Obviously it is a simple 1 line injection "UPDATE `rotating_ads` SET `site_url` = 'http://sometrash.com';"



And I run a cron daily on all the shared servers

0 0 * * * /usr/bin/find /home/*/public_html -type d -perm 777 | xargs /bin/chmod 755
15 0 * * * /bin/chmod 777 /home/*/public_html/scripts/mysql_restore
15 0 * * * /bin/chmod 777 /home/*/public_html/scripts/plugins/geoip_plg



There is a flaw, but we will have to wait til this punk strikes again, it was wrong of you to accuse my hosting, but it was proper to collect the data, but what commonality did you find?

I've had root shell access on your servers, they are no different than mine for the most part, so if my hosting is to blame, yours would be just as susceptible. There are only minor cosmetic differences on how we compile apache and run mysql.

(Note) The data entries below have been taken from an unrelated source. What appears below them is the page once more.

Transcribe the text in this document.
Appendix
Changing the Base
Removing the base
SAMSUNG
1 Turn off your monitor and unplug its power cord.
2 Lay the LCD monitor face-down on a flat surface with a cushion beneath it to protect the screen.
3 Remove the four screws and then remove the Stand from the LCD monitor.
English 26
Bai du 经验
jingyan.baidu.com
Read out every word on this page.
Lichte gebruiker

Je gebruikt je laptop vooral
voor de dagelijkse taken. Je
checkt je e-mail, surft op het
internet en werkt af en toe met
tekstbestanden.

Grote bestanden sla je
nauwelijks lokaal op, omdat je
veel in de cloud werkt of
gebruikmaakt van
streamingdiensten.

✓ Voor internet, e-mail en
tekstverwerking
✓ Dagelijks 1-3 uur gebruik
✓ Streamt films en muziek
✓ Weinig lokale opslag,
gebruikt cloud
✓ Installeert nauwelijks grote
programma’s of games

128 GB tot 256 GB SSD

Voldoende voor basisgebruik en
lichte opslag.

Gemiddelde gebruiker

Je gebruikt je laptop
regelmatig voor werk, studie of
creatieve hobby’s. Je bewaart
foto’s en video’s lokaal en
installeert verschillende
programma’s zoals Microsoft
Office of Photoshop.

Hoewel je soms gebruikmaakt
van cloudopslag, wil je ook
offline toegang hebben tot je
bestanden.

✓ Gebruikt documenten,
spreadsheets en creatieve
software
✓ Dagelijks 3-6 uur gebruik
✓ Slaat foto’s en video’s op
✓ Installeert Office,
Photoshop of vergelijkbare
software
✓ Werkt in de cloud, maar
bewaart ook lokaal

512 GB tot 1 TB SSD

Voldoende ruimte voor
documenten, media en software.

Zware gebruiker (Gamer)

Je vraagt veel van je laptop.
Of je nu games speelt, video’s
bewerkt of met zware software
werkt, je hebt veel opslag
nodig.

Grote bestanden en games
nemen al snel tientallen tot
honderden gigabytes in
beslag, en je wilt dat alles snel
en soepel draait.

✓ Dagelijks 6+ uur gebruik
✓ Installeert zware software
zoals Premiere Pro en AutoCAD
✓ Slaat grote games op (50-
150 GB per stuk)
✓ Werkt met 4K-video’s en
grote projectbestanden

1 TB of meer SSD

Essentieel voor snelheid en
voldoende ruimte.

Like I wrote above, PHP MySQL function mysql_query() does not support stacked queries, so they can't add whole queries like that* via CashCrusader. If they could, the problem would be far more common due adstats2.php vulnerability, which allows MySQL injection when unpatched.

* http://dev.mysql.com/tech-resources/articl...ecurity-ch3.pdf First two pages


Common for all reports considering this new potential exploit, was that they were hosted with you and that there were no unauthorized entries in access_logs, so CashCrusader admin panel was not compromised. Unfortunately very few gave complete answers to all questions and many ignored almost all questions.



One difference can be all it takes - one root exploit and the whole server can be history. You have not had root access to our shared hosting servers.

Thank you for your explanation. This would imply to me that this hacker could attack many sites and servers, not just PTR and CashCrusader.